We have two new components in play here. First are AMD's new triple- and quad-core Phenom II processors. Second is Asus' Socket AM3-based M4A79T.

If you take Socket AM3 out of the picture, the new Phenom IIs mainly serve to fill in and update AMD's processor lineup with its 45 nm technology. Because they drop right into AM2/AM2+ motherboards, you could almost ignore the fact that they sport 938 pins and just be happy AMD is augmenting the mid-range and entry-level nooks in the Phenom family with chips loaded with more cache, higher clocks, and significantly improved scalability.

But there's also the AM3 interface itself to consider. AMD doesn't necessarily think the Phenom II + DDR3 story is fully baked yet. Even though we saw respectable throughput gains in shifting from DDR2 to DDR3, those increases don't necessarily translate into real-world performance improvements. Nevertheless, our benchmark results certainly weren't damning of DDR3. In fact, in most cases, the Phenom II X4 810--the 2.6 GHz processor with a stripped-down 4 MB L3 cache--was able to outperform our simulated Phenom II X4 910 with its full 6 MB cache. Moreover, we saw plenty of evidence in our system power tests to indicate that Phenom II and DDR3 together yield one of the most efficient performance platforms we've had the chance to test.

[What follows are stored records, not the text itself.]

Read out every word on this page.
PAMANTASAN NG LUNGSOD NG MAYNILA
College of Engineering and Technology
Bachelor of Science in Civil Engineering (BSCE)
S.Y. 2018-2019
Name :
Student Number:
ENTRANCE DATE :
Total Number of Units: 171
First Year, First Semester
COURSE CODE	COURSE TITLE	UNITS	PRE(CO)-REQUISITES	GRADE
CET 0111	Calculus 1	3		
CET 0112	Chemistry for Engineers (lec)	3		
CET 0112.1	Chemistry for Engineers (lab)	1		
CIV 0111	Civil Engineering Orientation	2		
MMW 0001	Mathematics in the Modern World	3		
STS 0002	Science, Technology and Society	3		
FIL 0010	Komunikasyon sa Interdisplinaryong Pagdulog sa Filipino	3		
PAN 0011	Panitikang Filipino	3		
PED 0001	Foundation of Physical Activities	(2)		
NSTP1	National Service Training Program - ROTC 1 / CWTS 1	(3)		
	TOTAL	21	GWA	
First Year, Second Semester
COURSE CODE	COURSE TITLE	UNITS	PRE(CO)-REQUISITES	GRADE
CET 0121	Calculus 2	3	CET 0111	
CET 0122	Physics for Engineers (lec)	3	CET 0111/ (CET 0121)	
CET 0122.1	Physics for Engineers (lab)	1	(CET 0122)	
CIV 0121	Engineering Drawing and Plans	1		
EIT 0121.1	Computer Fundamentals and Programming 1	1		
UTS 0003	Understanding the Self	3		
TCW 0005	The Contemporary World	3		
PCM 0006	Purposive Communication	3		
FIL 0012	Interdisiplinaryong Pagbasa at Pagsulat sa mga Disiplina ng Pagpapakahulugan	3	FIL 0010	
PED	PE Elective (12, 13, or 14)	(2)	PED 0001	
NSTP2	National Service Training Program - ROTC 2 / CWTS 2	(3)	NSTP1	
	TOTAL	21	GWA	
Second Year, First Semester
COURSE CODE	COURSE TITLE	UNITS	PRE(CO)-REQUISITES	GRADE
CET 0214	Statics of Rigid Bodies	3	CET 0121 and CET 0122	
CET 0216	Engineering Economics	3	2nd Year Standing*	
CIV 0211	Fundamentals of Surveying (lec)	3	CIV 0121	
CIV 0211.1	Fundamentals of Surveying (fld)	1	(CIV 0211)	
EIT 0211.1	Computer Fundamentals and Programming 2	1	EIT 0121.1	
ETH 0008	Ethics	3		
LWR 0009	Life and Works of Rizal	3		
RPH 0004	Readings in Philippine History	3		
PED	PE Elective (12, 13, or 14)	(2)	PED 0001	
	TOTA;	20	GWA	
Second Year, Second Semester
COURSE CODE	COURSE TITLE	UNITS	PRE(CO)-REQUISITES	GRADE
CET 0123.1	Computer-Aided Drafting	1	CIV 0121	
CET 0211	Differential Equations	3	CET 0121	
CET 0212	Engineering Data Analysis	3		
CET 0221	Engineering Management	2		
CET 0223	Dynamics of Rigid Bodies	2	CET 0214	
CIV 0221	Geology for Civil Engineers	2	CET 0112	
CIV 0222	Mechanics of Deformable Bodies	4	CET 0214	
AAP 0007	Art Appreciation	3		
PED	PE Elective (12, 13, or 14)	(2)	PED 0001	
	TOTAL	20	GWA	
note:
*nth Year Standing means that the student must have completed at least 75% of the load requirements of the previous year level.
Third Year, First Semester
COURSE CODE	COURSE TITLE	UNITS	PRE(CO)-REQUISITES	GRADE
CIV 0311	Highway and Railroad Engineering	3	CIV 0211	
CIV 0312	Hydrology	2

With that said, adopting AM3 does require one of the Phenom IIs being introduced today. It'll also necessitate a motherboard like the Asus M4A79T Deluxe with an AM3 interface. And you'll need DDR3 memory, which remains significantly more expensive than DDR2. Given no real tangible performance gains and really only the energy savings of which to speak, stepping up to a fully AM3-compatible platform, not surprisingly, doesn't make sense today. 

What does make sense is the Phenom II X3 720 Black Edition on an existing AM2/AM2+ setup, leveraging cheap DDR2 memory. Gone are the days of Core 2 Duo's dominance over the value-oriented gaming market. Now that AMD has its hat in the ring, there's a lot more to like about the oddness of three cores.